Na linguagem junguiana, “perder o centro” é quando o ego é puxado por complexos, ansiedade, comparações, reatividade, excesso de futuro ou excesso de passado. “Estar centrada” é quando o ego aceita ser um bom instrumento, não o dono da casa.
Cristo como símbolo do centro
Quando o sacerdote diz que Jesus é o centro, isso pode ser ouvido como símbolo: o Self como centro regulador. Não um centro rígido, e sim um centro que integra opostos: céu e chão, dor e sentido, limite e amor, silêncio e canto.
E quando ele diz “centro do tempo”, a imagem fica ainda mais poderosa:
o Self não vive apenas no relógio. Ele vive num tempo qualitativo, um tempo de significado. É o tempo do “agora” que tem densidade.

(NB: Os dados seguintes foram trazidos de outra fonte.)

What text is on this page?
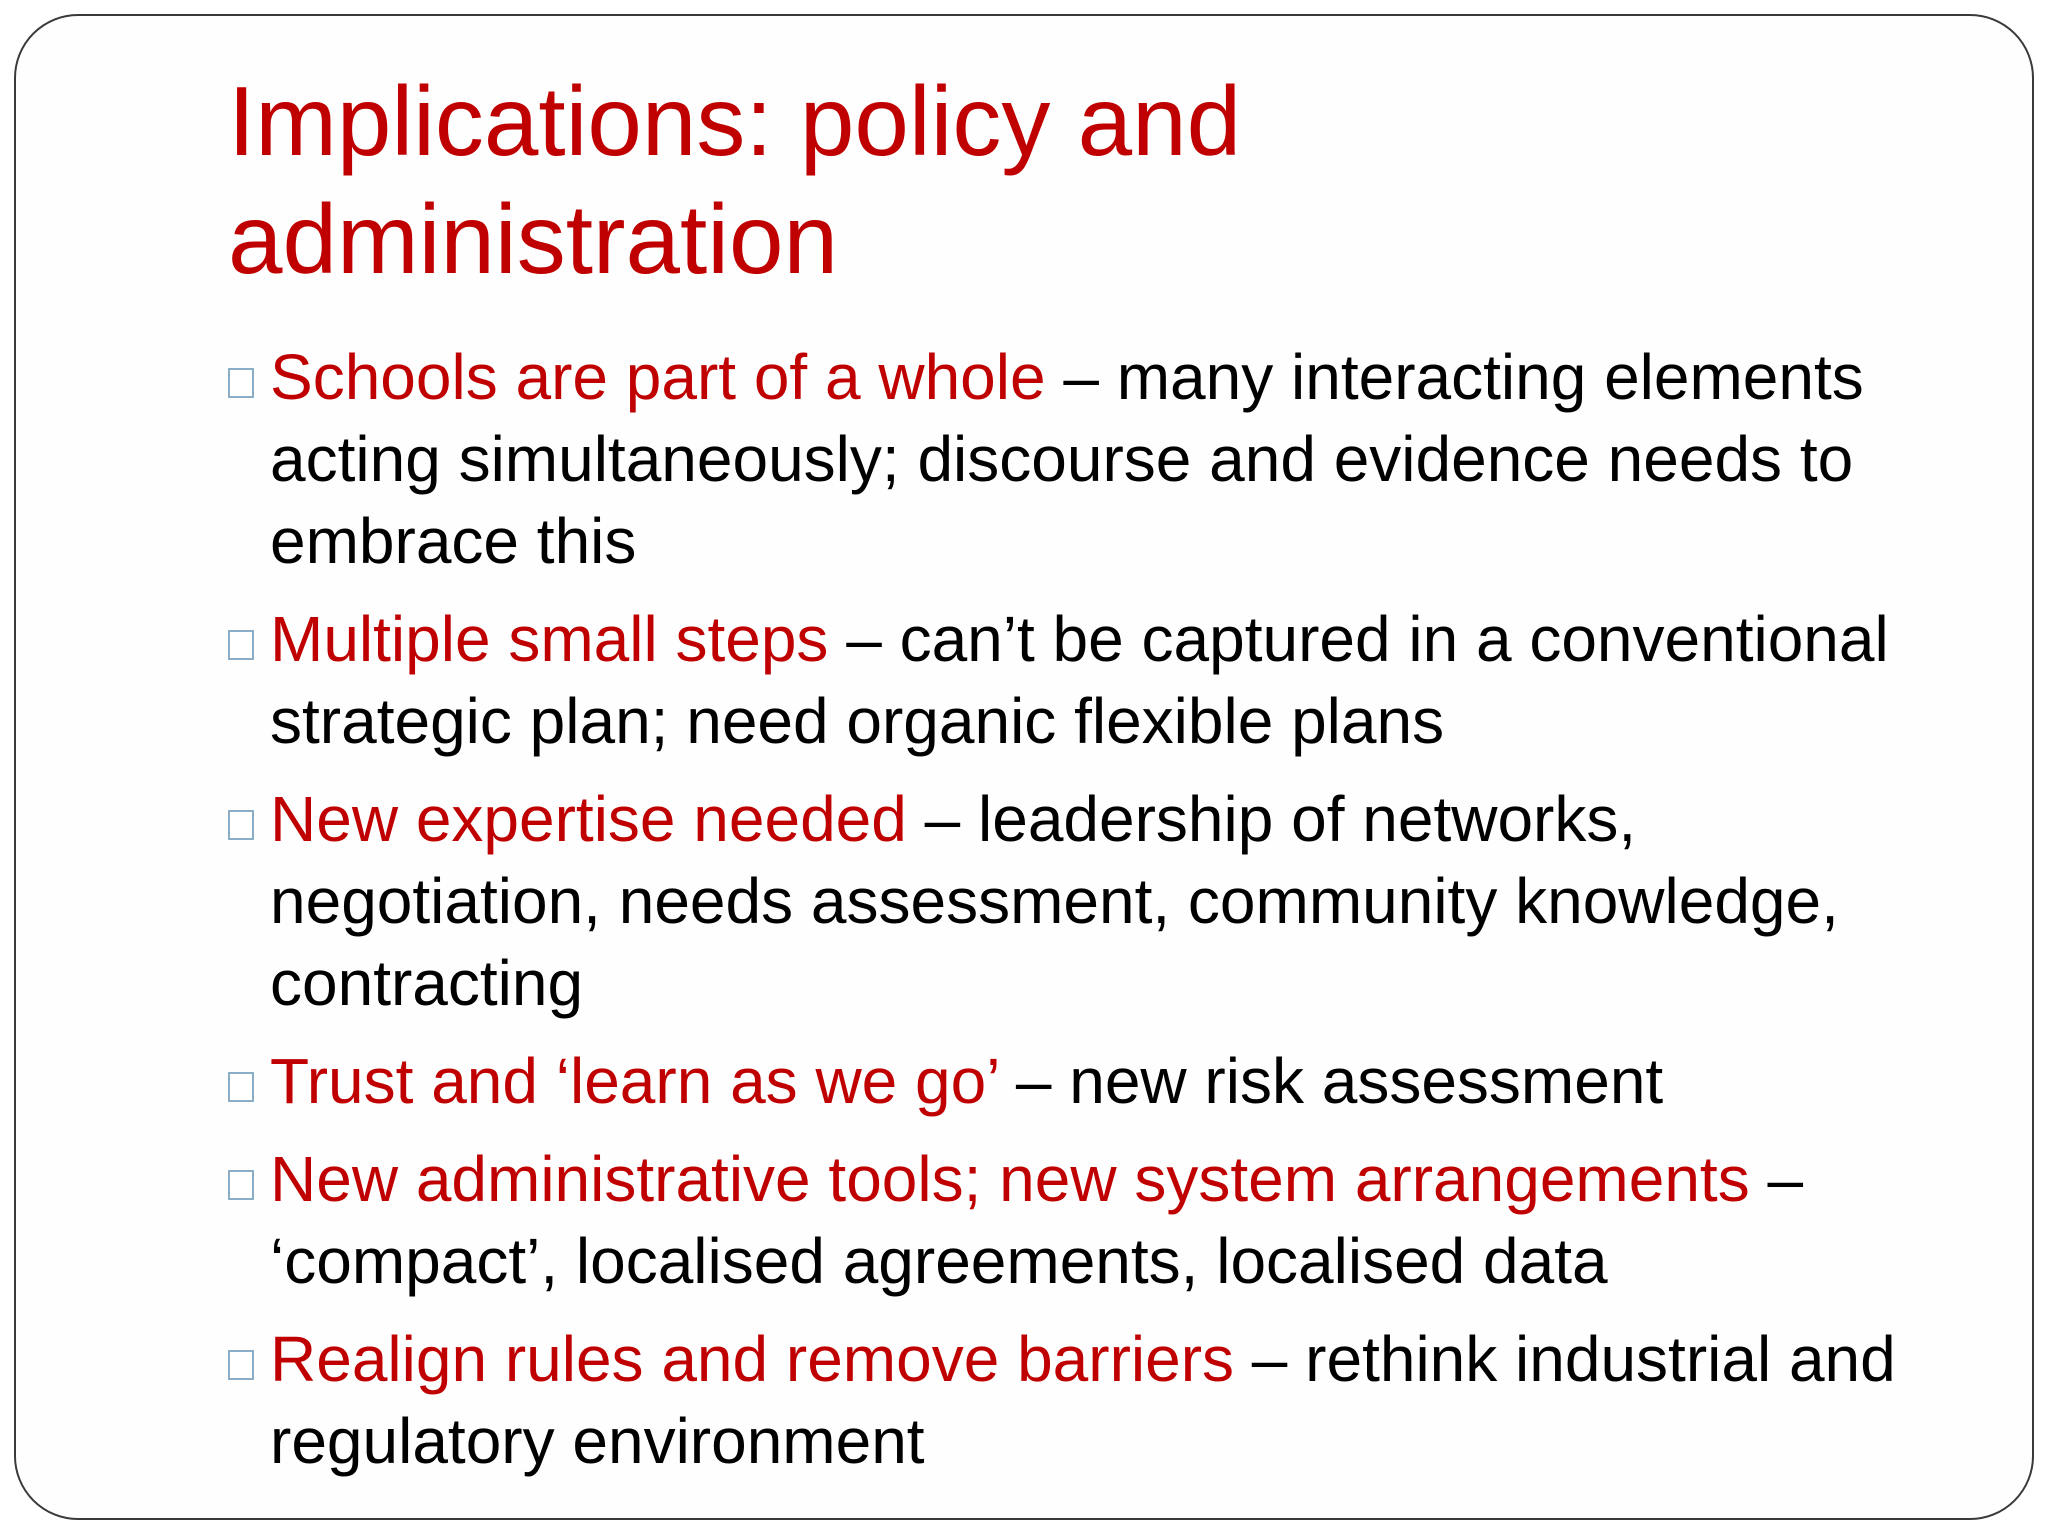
Implications: policy and administration
Schools are part of a whole – many interacting elements acting simultaneously; discourse and evidence needs to embrace this
Multiple small steps – can’t be captured in a conventional strategic plan; need organic flexible plans
New expertise needed – leadership of networks, negotiation, needs assessment, community knowledge, contracting
Trust and ‘learn as we go’ – new risk assessment
New administrative tools; new system arrangements – ‘compact’, localised agreements, localised data
Realign rules and remove barriers – rethink industrial and regulatory environment
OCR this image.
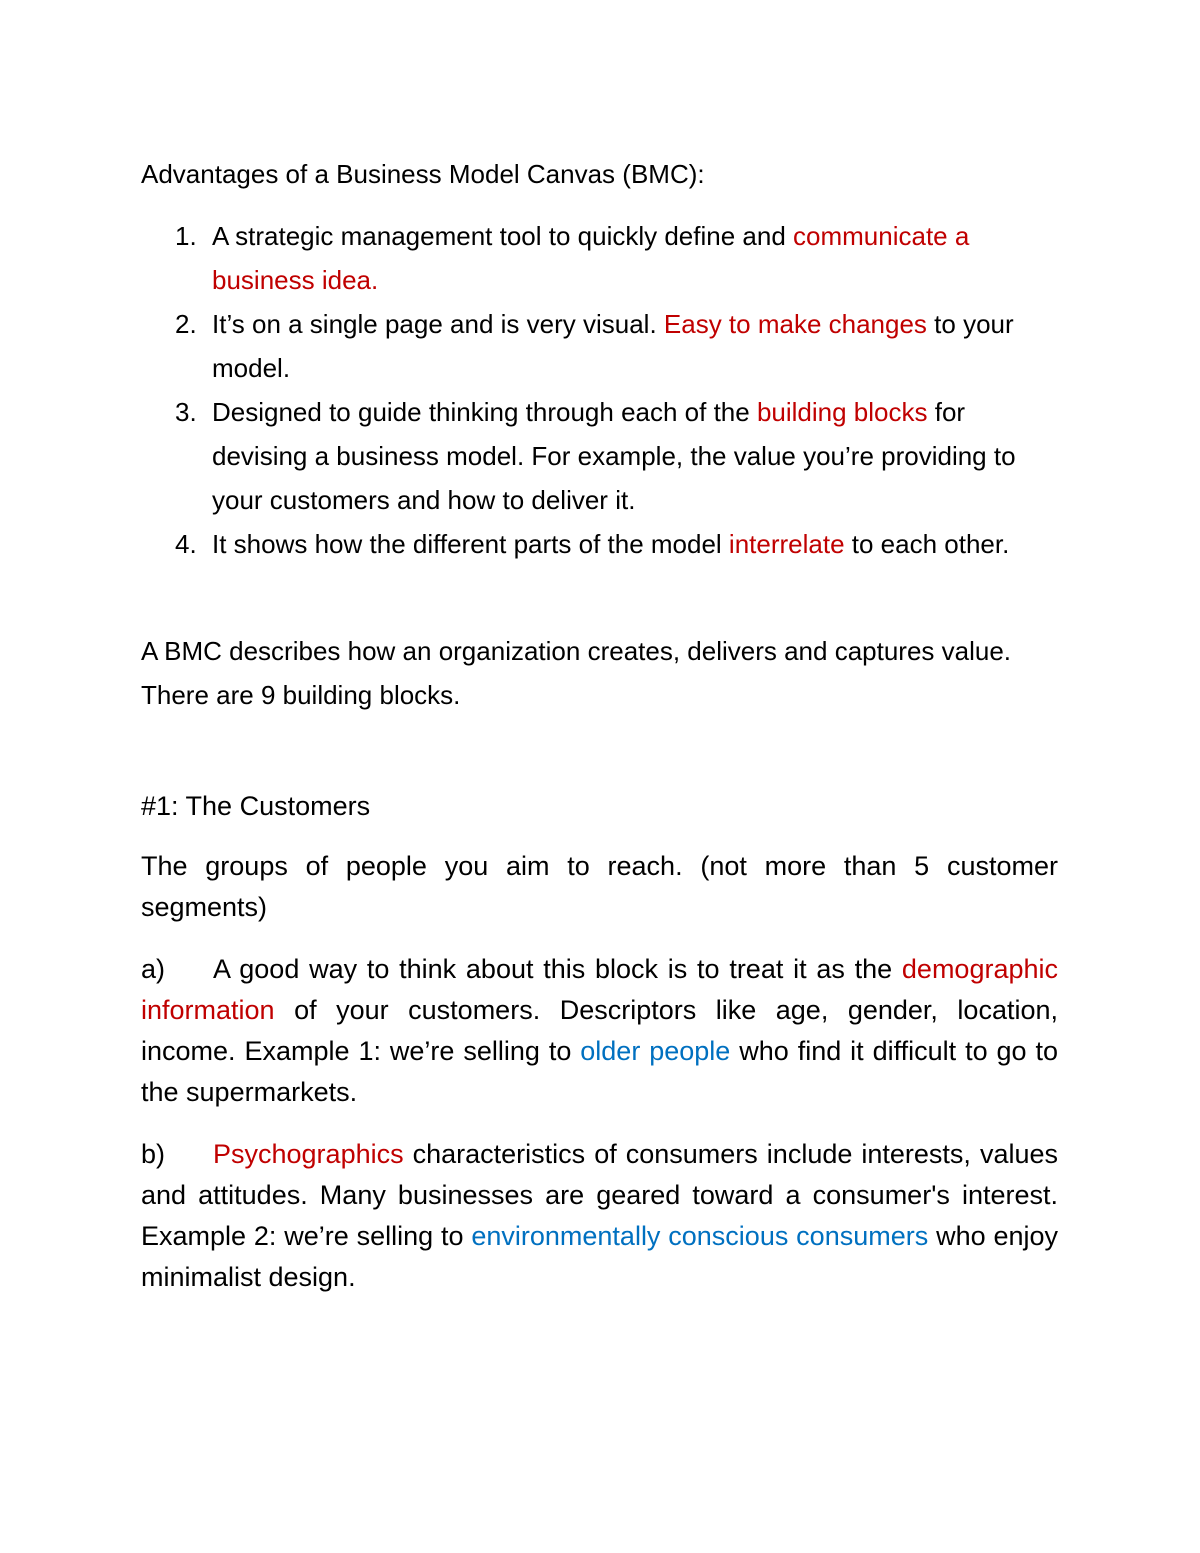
Advantages of a Business Model Canvas (BMC):

1. A strategic management tool to quickly define and communicate a business idea.
2. It’s on a single page and is very visual. Easy to make changes to your model.
3. Designed to guide thinking through each of the building blocks for devising a business model. For example, the value you’re providing to your customers and how to deliver it.
4. It shows how the different parts of the model interrelate to each other.

A BMC describes how an organization creates, delivers and captures value. There are 9 building blocks.

#1: The Customers

The groups of people you aim to reach. (not more than 5 customer segments)

a) A good way to think about this block is to treat it as the demographic information of your customers. Descriptors like age, gender, location, income. Example 1: we’re selling to older people who find it difficult to go to the supermarkets.

b) Psychographics characteristics of consumers include interests, values and attitudes. Many businesses are geared toward a consumer's interest. Example 2: we’re selling to environmentally conscious consumers who enjoy minimalist design.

Como reconhecer se você está no centro
Sinais de centro não são euforia. Geralmente são discretos:
- menos pressa de provar algo
- mais clareza de limite
- mais calma para escolher
- mais presença no corpo
- mais senso de direção interna
Microprática: quatro pontos e um eixo
Pense em quatro direções internas:
- Norte: o que me guia
- Sul: o que me nutre
- Leste: o que nasce
- Oeste: o que termina
Agora pergunte: qual é meu eixo hoje?
Uma frase pode bastar. Um gesto também.
Fechamento ritual:
Faça uma pequena reverência (pode ser só interna) e diga:
“Eu volto ao centro. Eu vivo por dentro do tempo do Self.”